Archive

Quotes

A human being must have occupation, if he or she is not to become a nuisance to the world.

—Dorothy L. Sayers, 1947

I began to realize how simple life could be if one had a regular routine to follow with fixed hours, a fixed salary, and very little original thinking to do.

—Roald Dahl, 1984

Labor disgraces no man; unfortunately, you occasionally find men who disgrace labor.

—Ulysses S. Grant, 1877

Man is so made that he can only find relaxation from one kind of labor by taking up another.

—Anatole France, 1881

Toil is man’s allotment; toil of brain, or toil of hands, or a grief that’s more than either, the grief and sin of idleness.

—Herman Melville, 1849

I am a friend of the workingman, and I would rather be his friend than be one.

—Clarence Darrow, 1932

“Work” does not exist in a nonliterate world. The primitive hunter or fisherman did no work, any more than does the poet, painter, or thinker of today.
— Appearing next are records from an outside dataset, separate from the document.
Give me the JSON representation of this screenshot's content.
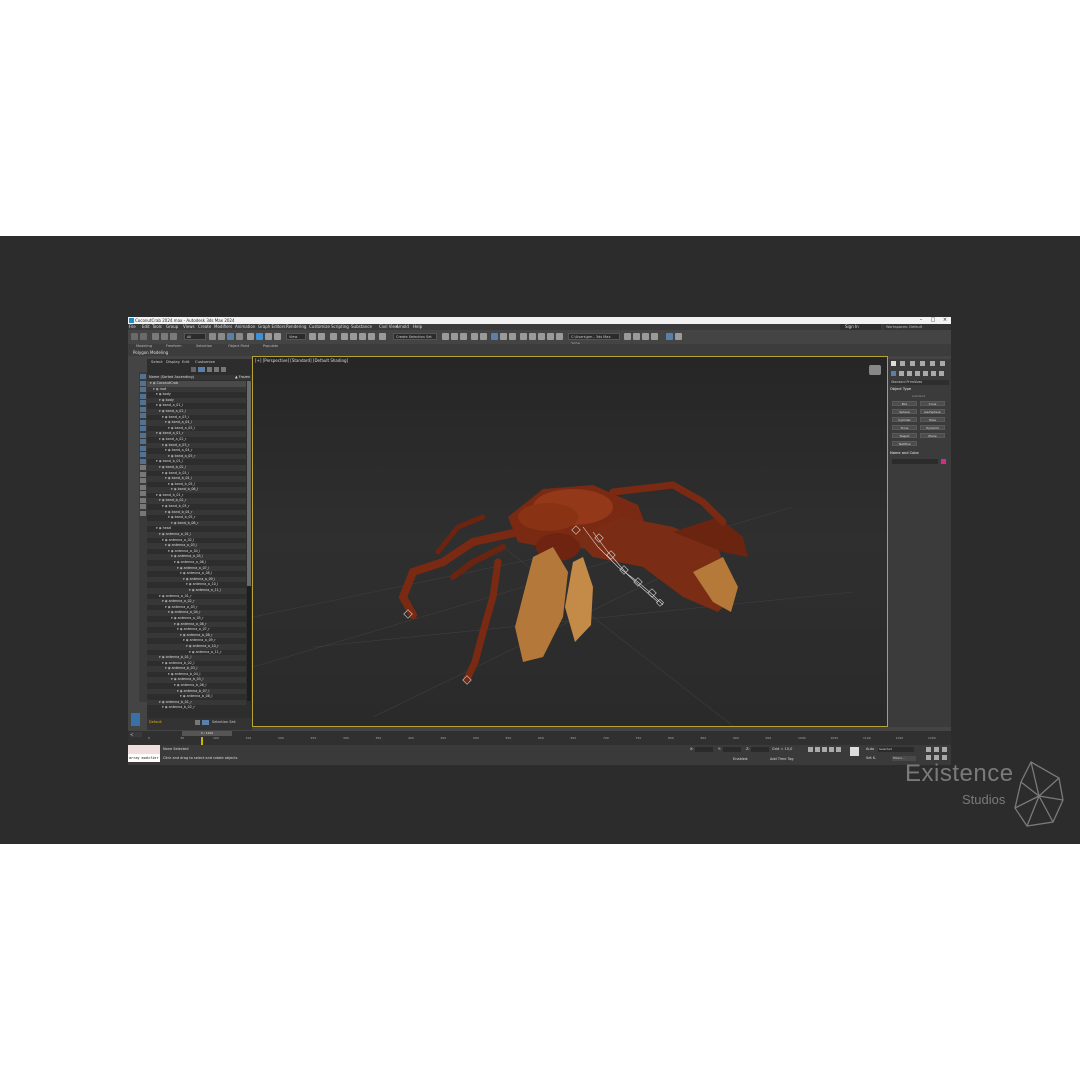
{
  "app": {
    "title": "CoconutCrab 2024.max - Autodesk 3ds Max 2024",
    "menus": [
      "File",
      "Edit",
      "Tools",
      "Group",
      "Views",
      "Create",
      "Modifiers",
      "Animation",
      "Graph Editors",
      "Rendering",
      "Customize",
      "Scripting",
      "Substance",
      "Civil View",
      "Arnold",
      "Help"
    ],
    "sign_in": "Sign In",
    "workspaces_label": "Workspaces:",
    "workspaces_value": "Default"
  },
  "toolbar": {
    "selection_filter": "All",
    "view_dropdown": "View",
    "named_selection": "Create Selection Set",
    "project": "C:\\Users\\pm - 3ds Max 2024"
  },
  "ribbon": {
    "tabs": [
      "Modeling",
      "Freeform",
      "Selection",
      "Object Paint",
      "Populate"
    ],
    "sub_label": "Polygon Modeling"
  },
  "scene_explorer": {
    "tabs": [
      "Select",
      "Display",
      "Edit",
      "Customize"
    ],
    "column_header": "Name (Sorted Ascending)",
    "frozen_header": "▲ Frozen",
    "layer_dropdown": "Default",
    "selection_set": "Selection Set:",
    "rows": [
      {
        "name": "CoconutCrab",
        "depth": 0
      },
      {
        "name": "root",
        "depth": 1
      },
      {
        "name": "body",
        "depth": 2
      },
      {
        "name": "body",
        "depth": 3
      },
      {
        "name": "band_a_01_l",
        "depth": 2
      },
      {
        "name": "band_a_02_l",
        "depth": 3
      },
      {
        "name": "band_a_03_l",
        "depth": 4
      },
      {
        "name": "band_a_04_l",
        "depth": 5
      },
      {
        "name": "band_a_05_l",
        "depth": 6
      },
      {
        "name": "band_a_01_r",
        "depth": 2
      },
      {
        "name": "band_a_02_r",
        "depth": 3
      },
      {
        "name": "band_a_03_r",
        "depth": 4
      },
      {
        "name": "band_a_04_r",
        "depth": 5
      },
      {
        "name": "band_a_05_r",
        "depth": 6
      },
      {
        "name": "band_b_01_l",
        "depth": 2
      },
      {
        "name": "band_b_02_l",
        "depth": 3
      },
      {
        "name": "band_b_03_l",
        "depth": 4
      },
      {
        "name": "band_b_04_l",
        "depth": 5
      },
      {
        "name": "band_b_05_l",
        "depth": 6
      },
      {
        "name": "band_b_06_l",
        "depth": 7
      },
      {
        "name": "band_b_01_r",
        "depth": 2
      },
      {
        "name": "band_b_02_r",
        "depth": 3
      },
      {
        "name": "band_b_03_r",
        "depth": 4
      },
      {
        "name": "band_b_04_r",
        "depth": 5
      },
      {
        "name": "band_b_05_r",
        "depth": 6
      },
      {
        "name": "band_b_06_r",
        "depth": 7
      },
      {
        "name": "head",
        "depth": 2
      },
      {
        "name": "antenna_a_01_l",
        "depth": 3
      },
      {
        "name": "antenna_a_02_l",
        "depth": 4
      },
      {
        "name": "antenna_a_03_l",
        "depth": 5
      },
      {
        "name": "antenna_a_04_l",
        "depth": 6
      },
      {
        "name": "antenna_a_05_l",
        "depth": 7
      },
      {
        "name": "antenna_a_06_l",
        "depth": 8
      },
      {
        "name": "antenna_a_07_l",
        "depth": 9
      },
      {
        "name": "antenna_a_08_l",
        "depth": 10
      },
      {
        "name": "antenna_a_09_l",
        "depth": 11
      },
      {
        "name": "antenna_a_10_l",
        "depth": 12
      },
      {
        "name": "antenna_a_11_l",
        "depth": 13
      },
      {
        "name": "antenna_a_01_r",
        "depth": 3
      },
      {
        "name": "antenna_a_02_r",
        "depth": 4
      },
      {
        "name": "antenna_a_03_r",
        "depth": 5
      },
      {
        "name": "antenna_a_04_r",
        "depth": 6
      },
      {
        "name": "antenna_a_05_r",
        "depth": 7
      },
      {
        "name": "antenna_a_06_r",
        "depth": 8
      },
      {
        "name": "antenna_a_07_r",
        "depth": 9
      },
      {
        "name": "antenna_a_08_r",
        "depth": 10
      },
      {
        "name": "antenna_a_09_r",
        "depth": 11
      },
      {
        "name": "antenna_a_10_r",
        "depth": 12
      },
      {
        "name": "antenna_a_11_r",
        "depth": 13
      },
      {
        "name": "antenna_b_01_l",
        "depth": 3
      },
      {
        "name": "antenna_b_02_l",
        "depth": 4
      },
      {
        "name": "antenna_b_03_l",
        "depth": 5
      },
      {
        "name": "antenna_b_04_l",
        "depth": 6
      },
      {
        "name": "antenna_b_05_l",
        "depth": 7
      },
      {
        "name": "antenna_b_06_l",
        "depth": 8
      },
      {
        "name": "antenna_b_07_l",
        "depth": 9
      },
      {
        "name": "antenna_b_08_l",
        "depth": 10
      },
      {
        "name": "antenna_b_01_r",
        "depth": 3
      },
      {
        "name": "antenna_b_02_r",
        "depth": 4
      }
    ]
  },
  "viewport": {
    "label": "[+] [Perspective] [Standard] [Default Shading]"
  },
  "command_panel": {
    "category": "Standard Primitives",
    "object_type_header": "Object Type",
    "autogrid": "AutoGrid",
    "buttons": [
      "Box",
      "Cone",
      "Sphere",
      "GeoSphere",
      "Cylinder",
      "Tube",
      "Torus",
      "Pyramid",
      "Teapot",
      "Plane",
      "TextPlus"
    ],
    "name_color_header": "Name and Color",
    "color_swatch": "#d42b8a"
  },
  "timeline": {
    "frame_display": "0 / 1200",
    "ticks": [
      "0",
      "50",
      "100",
      "150",
      "200",
      "250",
      "300",
      "350",
      "400",
      "450",
      "500",
      "550",
      "600",
      "650",
      "700",
      "750",
      "800",
      "850",
      "900",
      "950",
      "1000",
      "1050",
      "1100",
      "1150",
      "1200"
    ]
  },
  "status": {
    "maxscript": "array modifier",
    "selection": "None Selected",
    "prompt": "Click and drag to select and rotate objects",
    "x_label": "X:",
    "y_label": "Y:",
    "z_label": "Z:",
    "grid": "Grid = 10,0",
    "enabled": "Enabled:",
    "add_time_tag": "Add Time Tag",
    "auto_key": "Auto",
    "set_key": "Set K.",
    "selected": "Selected",
    "filters": "Filters..."
  },
  "watermark": {
    "line1": "Existence",
    "line2": "Studios"
  }
}
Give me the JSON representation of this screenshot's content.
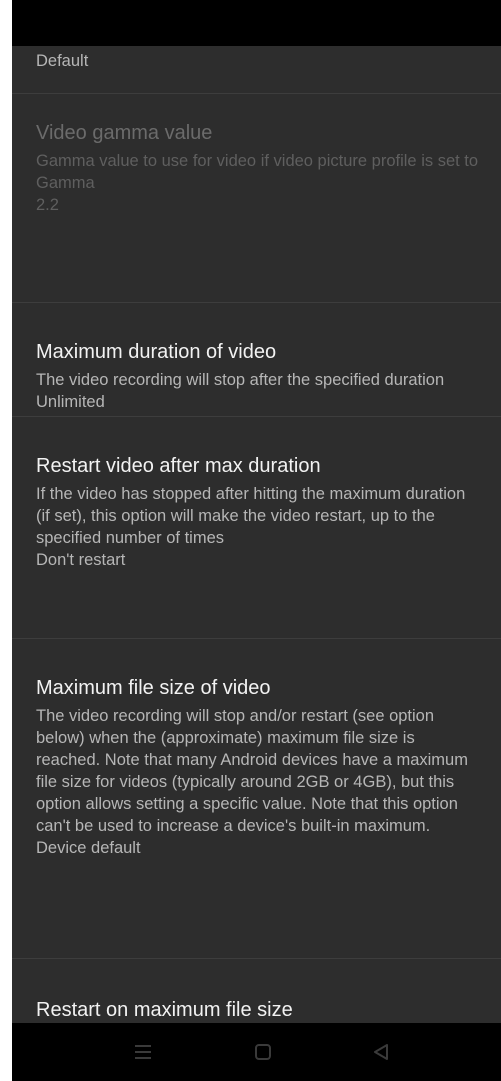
{
  "settings": {
    "items": [
      {
        "title": "",
        "summary": "",
        "value": "Default"
      },
      {
        "title": "Video gamma value",
        "summary": "Gamma value to use for video if video picture profile is set to Gamma",
        "value": "2.2"
      },
      {
        "title": "Maximum duration of video",
        "summary": "The video recording will stop after the specified duration",
        "value": "Unlimited"
      },
      {
        "title": "Restart video after max duration",
        "summary": "If the video has stopped after hitting the maximum duration (if set), this option will make the video restart, up to the specified number of times",
        "value": "Don't restart"
      },
      {
        "title": "Maximum file size of video",
        "summary": "The video recording will stop and/or restart (see option below) when the (approximate) maximum file size is reached. Note that many Android devices have a maximum file size for videos (typically around 2GB or 4GB), but this option allows setting a specific value. Note that this option can't be used to increase a device's built-in maximum.",
        "value": "Device default"
      },
      {
        "title": "Restart on maximum file size",
        "summary": "",
        "value": ""
      }
    ]
  },
  "navigation": {
    "icons": [
      "menu-icon",
      "home-icon",
      "back-icon"
    ]
  },
  "colors": {
    "background": "#2d2d2d",
    "title_text": "#f2f2f2",
    "summary_text": "#b6b6b6",
    "disabled_text": "#5f5f5f",
    "bars": "#000000"
  }
}
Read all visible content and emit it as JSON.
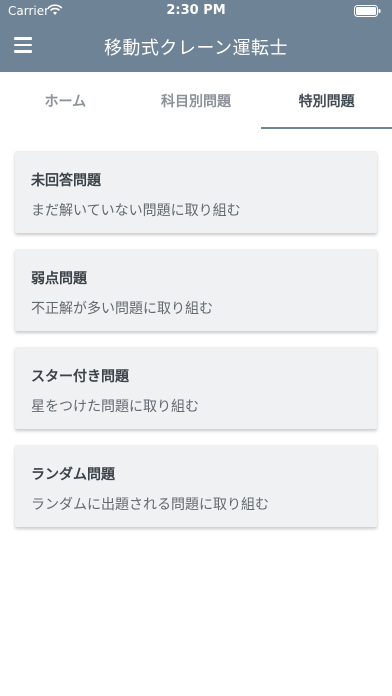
{
  "status_bar": {
    "carrier": "Carrier",
    "time": "2:30 PM"
  },
  "header": {
    "title": "移動式クレーン運転士",
    "menu_icon": "hamburger-menu-icon"
  },
  "tabs": [
    {
      "label": "ホーム",
      "active": false
    },
    {
      "label": "科目別問題",
      "active": false
    },
    {
      "label": "特別問題",
      "active": true
    }
  ],
  "cards": [
    {
      "title": "未回答問題",
      "description": "まだ解いていない問題に取り組む"
    },
    {
      "title": "弱点問題",
      "description": "不正解が多い問題に取り組む"
    },
    {
      "title": "スター付き問題",
      "description": "星をつけた問題に取り組む"
    },
    {
      "title": "ランダム問題",
      "description": "ランダムに出題される問題に取り組む"
    }
  ],
  "colors": {
    "header_bg": "#6e8396",
    "card_bg": "#eff1f3",
    "active_tab_underline": "#6e8396"
  }
}
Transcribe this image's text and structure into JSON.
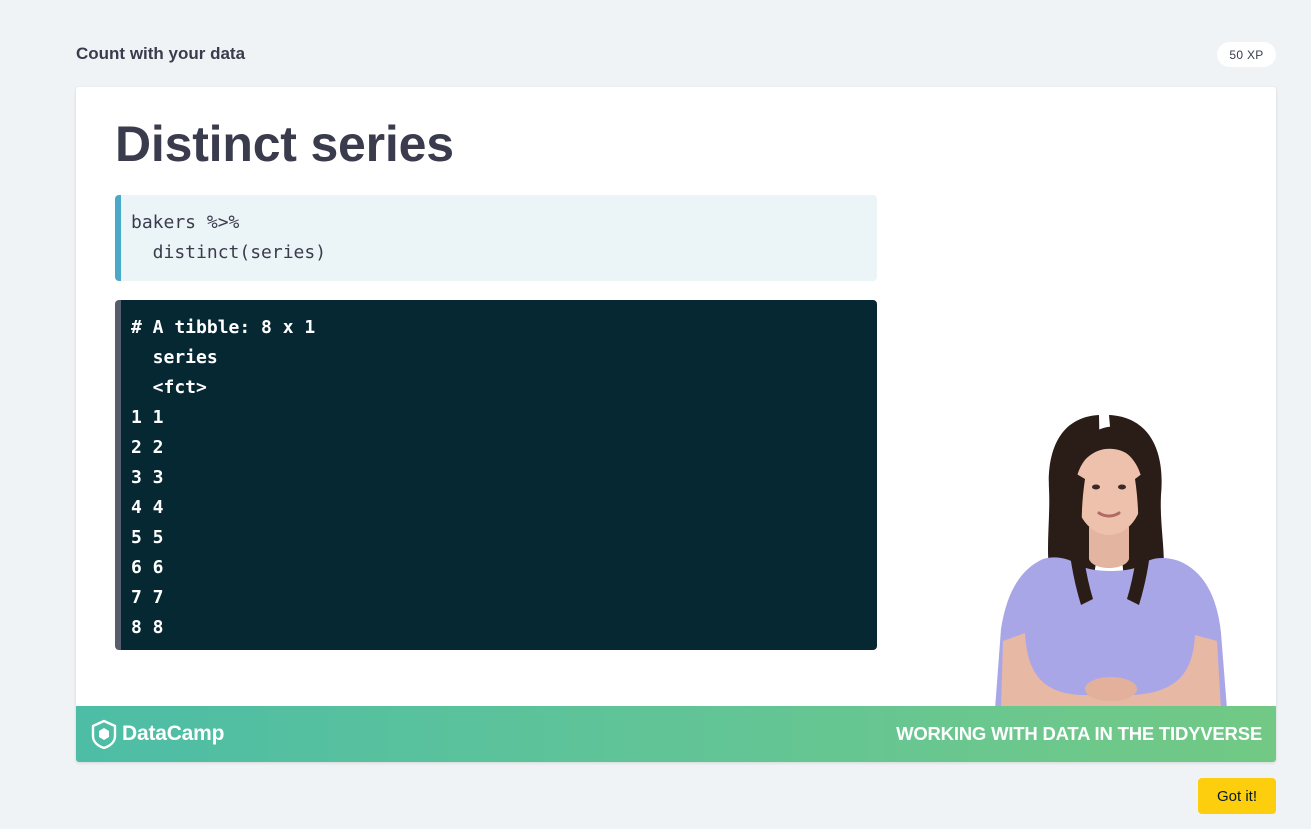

Where the whole man is involved there is no work.

—Marshall McLuhan, 1964

The most fitting occupation for a civilized man is to do nothing.

—Théophile Gautier, c. 1835

He that would eat the nut must crack the shell.

—Plautus, c. 200 BC

Eight hours for work, eight hours for sleep, eight hours for what we will.

—Slogan of the National Labor Union of the United States, 1866

You can be up to your boobies in white satin, with gardenias in your hair and no sugar cane for miles, but you can still be working on a plantation.

—Billie Holiday, 1956

A man is not idle, because he is absorbed in thought. There is visible labor and there is an invisible labor.

—Victor Hugo, 1862

God sells us all things at the price of labor.